What does the preceding discussion mean for India’s poor? It is pertinent to remember that the poorest and the most vulnerable in India are located in the rainfed areas of the country. And it is here that the maximum impact of both crises is felt. The central Indian tribal belt is almost entirely rainfed and home to three-fourths of India’s Adivasi population. Consider the following – only 22% of tribal landholdings are irrigated, and the share of tribal landholdings in the Gross Irrigated Area of the country is just 6.2%. Across all social groups, the human development index is the worst for the tribals.

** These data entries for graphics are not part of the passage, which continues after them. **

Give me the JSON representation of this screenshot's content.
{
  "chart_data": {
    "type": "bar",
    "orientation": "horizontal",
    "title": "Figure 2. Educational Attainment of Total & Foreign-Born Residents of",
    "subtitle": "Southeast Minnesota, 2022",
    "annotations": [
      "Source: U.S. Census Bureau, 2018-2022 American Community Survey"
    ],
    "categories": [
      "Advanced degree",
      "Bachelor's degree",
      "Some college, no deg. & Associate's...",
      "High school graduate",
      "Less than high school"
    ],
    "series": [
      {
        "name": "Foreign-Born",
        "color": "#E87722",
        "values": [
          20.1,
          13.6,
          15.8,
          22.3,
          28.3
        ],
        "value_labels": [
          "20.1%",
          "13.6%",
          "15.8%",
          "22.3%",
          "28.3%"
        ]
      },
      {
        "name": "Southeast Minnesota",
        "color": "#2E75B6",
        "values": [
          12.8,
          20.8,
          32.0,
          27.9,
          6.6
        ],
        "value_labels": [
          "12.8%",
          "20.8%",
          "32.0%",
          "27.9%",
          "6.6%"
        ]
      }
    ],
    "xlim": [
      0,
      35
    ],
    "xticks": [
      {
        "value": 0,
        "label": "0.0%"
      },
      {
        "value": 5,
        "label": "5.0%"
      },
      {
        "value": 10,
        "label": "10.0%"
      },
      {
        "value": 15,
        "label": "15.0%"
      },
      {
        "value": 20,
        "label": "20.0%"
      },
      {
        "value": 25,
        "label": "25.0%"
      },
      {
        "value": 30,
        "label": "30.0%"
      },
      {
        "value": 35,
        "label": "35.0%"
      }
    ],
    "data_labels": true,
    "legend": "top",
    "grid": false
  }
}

Is there a way out of this? BRLF’s work with its civil society partners grapples centrally with this question and attempts to put in place an approach in its geography of work. In this vision of change, the Mahatma Gandhi NREGA is crucial. Through proper planning and execution of water-related works under MGNREGA, livelihoods of the poorest in the country can be put on a sustainable footing while at the same time leading to favorable environmental outcomes in the form of local and global ecological services such as groundwater recharge, soil moisture retention, water conservation, biodiversity conservation, and carbon sequestration. In all our partnerships with the state governments of West Bengal, Chhattisgarh, and Jharkhand, it is precisely this power of MGNREGA which BRLF and its partners seek to leverage to change lives of the poorest while simultaneously restoring environmental health. Civil society partners work together with Gram Panchayats to create and implement MGNREGA plans for water conservation, erosion control, and groundwater recharge in these projects.
At the same time, the understanding that mere supply-side approaches will not be sufficient and that we need to look at the demand side also guides our interventions. An alternative approach to agriculture that uses less water and energy merits consideration. Hence our emphasis is on No Pesticide Agriculture. We seek to consolidate this approach in our agriculture programs, particularly with the Government of Odisha in our Agriculture Production Clusters program. At the same time, in our project supported by the European Union, we try upscale alternatives that promote clean energy and drinking water.
These projects are relatively large in scale. The Usharmukti program in West Bengal, for example, is spread across 55 blocks and the Odisha APC project across 40 upland tribal blocks of the state. The interventions have benefitted thousands of poor Adivasi households, lifting them from poverty. While doing so, the environment is regenerated, denuding catchments of rivers treated and the ecosystem’s health restored. These programs also served as a lifeline for the poor when the Covid-19 pandemic hit the economy.
The above examples show that it is possible to solve the challenges we face at scale if communities, civil society, and governments come together. If we are to truly absorb the lesson of co-dependence which the pandemic is holding out for us, we need to embark upon a plan of co-action, and that too very soon.